David Udell points out this fascinating pending Supreme Court case, that had passed me by.
On October 14, 2014, the Supreme Court is scheduled to hear North Carolina Board of Dental Examiners v. Federal Trade Commission, which raises the issue whether a professional association authorized by the state to enforce the law governing the practice and unauthorized practice of, in this case dentistry, enjoys the state actor exemption from anti-trust law when the organization is run by members of the profession, particularly when those are elected by the profession. (In this case the dentists had passed a regulation defining teeth whitening services as the practice of dentistry — sounds vaguely familiar?)
The 4th Circuit agreed withe the FTC that the answer to the exemption question was no, and that therefore the North Carolina Board of Dental examiners was subject to the Sherman Anti-Trust Act, and that indeed, in this case, the issuance of cease and desist orders to non-dentists offering teeth-whitening services was not legal.

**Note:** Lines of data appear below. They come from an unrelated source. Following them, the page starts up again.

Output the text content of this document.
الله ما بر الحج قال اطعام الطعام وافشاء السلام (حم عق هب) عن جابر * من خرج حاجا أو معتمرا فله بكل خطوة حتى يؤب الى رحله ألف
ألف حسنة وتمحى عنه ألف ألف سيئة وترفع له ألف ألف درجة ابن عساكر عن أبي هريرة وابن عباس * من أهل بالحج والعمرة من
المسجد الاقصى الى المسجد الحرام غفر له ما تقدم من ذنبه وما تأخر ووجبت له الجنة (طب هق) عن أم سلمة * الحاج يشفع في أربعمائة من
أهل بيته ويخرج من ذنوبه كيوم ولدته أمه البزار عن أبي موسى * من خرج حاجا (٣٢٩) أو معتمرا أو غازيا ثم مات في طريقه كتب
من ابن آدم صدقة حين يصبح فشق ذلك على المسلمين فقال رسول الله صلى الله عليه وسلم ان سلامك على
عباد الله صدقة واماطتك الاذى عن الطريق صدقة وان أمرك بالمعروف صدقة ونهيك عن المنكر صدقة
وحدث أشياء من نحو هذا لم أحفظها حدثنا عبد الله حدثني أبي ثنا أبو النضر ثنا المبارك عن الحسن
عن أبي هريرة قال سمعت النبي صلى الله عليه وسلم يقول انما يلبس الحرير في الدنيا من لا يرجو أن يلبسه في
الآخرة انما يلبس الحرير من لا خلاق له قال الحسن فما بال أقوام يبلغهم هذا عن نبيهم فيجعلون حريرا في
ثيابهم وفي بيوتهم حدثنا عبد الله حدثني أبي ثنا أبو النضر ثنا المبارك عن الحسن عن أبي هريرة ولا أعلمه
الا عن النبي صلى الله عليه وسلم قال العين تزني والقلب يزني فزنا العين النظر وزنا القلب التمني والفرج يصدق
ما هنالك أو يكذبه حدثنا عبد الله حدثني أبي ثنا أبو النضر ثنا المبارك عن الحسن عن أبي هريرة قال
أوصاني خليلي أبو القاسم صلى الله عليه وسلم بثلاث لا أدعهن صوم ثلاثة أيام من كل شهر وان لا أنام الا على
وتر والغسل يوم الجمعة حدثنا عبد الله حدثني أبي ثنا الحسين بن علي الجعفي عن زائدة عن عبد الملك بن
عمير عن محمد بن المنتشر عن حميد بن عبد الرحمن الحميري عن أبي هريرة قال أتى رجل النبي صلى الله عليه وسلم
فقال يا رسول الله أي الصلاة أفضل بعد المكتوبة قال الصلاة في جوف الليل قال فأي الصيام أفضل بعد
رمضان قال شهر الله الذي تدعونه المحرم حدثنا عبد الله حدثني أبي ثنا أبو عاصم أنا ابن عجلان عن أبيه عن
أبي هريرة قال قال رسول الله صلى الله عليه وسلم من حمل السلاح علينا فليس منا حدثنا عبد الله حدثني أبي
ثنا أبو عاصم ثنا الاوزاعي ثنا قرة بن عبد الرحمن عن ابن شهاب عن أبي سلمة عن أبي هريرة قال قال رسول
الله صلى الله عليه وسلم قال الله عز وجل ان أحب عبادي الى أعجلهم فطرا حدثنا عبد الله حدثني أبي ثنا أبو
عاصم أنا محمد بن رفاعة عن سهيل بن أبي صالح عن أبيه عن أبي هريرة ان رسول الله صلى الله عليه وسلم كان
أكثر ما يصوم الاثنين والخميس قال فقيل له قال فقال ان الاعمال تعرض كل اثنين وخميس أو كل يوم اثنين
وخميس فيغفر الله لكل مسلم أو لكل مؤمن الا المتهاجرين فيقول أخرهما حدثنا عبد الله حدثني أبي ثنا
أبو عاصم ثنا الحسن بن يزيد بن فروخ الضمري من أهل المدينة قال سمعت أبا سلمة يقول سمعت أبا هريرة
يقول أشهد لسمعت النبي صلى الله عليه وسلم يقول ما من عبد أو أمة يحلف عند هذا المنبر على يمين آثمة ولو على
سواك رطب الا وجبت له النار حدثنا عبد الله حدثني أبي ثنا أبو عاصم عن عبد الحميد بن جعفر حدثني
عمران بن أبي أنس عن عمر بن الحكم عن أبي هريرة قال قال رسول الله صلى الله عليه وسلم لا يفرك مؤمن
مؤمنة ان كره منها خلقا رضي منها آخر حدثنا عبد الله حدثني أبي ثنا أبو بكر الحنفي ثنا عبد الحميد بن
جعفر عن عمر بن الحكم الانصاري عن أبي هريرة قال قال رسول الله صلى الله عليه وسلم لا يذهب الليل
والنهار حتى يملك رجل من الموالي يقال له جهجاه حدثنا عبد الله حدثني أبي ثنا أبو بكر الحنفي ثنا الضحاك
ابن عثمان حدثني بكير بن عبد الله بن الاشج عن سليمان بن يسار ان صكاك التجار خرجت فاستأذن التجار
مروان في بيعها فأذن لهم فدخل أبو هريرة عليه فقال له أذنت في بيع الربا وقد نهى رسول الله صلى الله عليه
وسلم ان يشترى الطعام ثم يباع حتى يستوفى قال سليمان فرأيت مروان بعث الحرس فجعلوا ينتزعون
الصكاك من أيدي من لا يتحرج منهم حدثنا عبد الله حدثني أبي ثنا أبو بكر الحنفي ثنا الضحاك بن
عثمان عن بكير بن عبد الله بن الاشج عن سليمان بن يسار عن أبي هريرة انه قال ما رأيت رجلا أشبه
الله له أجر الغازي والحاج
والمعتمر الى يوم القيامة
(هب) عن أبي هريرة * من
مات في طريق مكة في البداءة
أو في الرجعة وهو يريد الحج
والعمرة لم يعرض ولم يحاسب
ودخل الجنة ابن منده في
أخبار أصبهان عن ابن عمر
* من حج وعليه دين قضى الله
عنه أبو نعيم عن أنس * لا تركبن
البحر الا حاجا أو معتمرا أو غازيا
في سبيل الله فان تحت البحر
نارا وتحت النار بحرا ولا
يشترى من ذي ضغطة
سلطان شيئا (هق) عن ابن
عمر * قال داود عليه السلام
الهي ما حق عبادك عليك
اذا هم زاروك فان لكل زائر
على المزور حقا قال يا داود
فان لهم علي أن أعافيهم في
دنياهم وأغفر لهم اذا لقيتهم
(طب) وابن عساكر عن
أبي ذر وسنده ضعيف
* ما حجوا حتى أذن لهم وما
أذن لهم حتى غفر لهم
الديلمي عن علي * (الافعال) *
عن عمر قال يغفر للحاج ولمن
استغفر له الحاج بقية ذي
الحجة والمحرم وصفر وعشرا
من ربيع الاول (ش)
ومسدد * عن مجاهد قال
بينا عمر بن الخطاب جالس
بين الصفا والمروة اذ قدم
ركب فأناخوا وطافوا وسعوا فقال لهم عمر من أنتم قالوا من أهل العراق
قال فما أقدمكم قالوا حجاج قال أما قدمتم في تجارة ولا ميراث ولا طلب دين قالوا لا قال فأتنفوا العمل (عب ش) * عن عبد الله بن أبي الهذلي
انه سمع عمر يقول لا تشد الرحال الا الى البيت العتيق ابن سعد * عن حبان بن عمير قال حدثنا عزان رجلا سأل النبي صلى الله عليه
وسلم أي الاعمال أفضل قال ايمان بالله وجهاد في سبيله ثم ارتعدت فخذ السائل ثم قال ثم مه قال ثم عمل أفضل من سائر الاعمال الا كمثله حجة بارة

While the issue would not apply to bar associations that do not have regulatory authority, at least some are clearly worried and have filed an amicus in support of the dentists, concluding:
The decision will intrude upon the regimes that states have created to enforce laws governing regulated professionals, such as lawyers, doctors, dentists, physical therapists, pharmacists, engineers, and architects. The decision ignores federalism, frustrating the sovereign and commonsense choice of states (i) to entrust regulation of professionals to entities composed primarily of officials who are also “market participants,” (and who thus have the requisite expertise), and (ii) not to seek somehow to “actively supervise” those expert bodies with another level of bureaucracy. By disrupting state regulatory regimes and by facilitating antitrust claims by persons subject to regulation, the decision below will impair the ability of the State Bar and other professional regulatory entities to protect the public.
As the 4th Circuit clarified, however:
At the end of the day, this case is about a state board run by private actors in the marketplace taking action outside of the procedures mandated by state law to expel a competitor from the market. Despite these actions, if the [**13] Board was actively supervised by the State, it would be entitled to the Parker exemption. Today’s opinion simply reinforces the Court’s admonition that federalism “serves to assign political responsibility, not to obscure it.” Ticor, 504 U.S. at 636, 112 S.Ct. 2169. As the FTC summarized: allowing the antitrust laws to apply to the unsupervised decisions of self-interested regulators acts as a check to prevent conduct that is not in the public interest; absent antitrust to police their actions, unsupervised self-interested boards would be subject to neither political nor market discipline to serve consumers’ best interests. Interlocutory Order, 151 F.T.C. at 622-23.
While there are a number of ways that states might be able to avoid the consequences of an affirmance of the 4th Circuit’s decision, such as by having much tighter supervision by the state supreme court of the state bar, or by moving the enforcement process directly into the Court or another “non-market” entity, and while the Supreme Court’s grant of cert might in any event signal a likely reversal, none the less, any decision is likely to put into stark relief the arguably monopolistic consequences of the regulatory system, in a time of great technological and market change.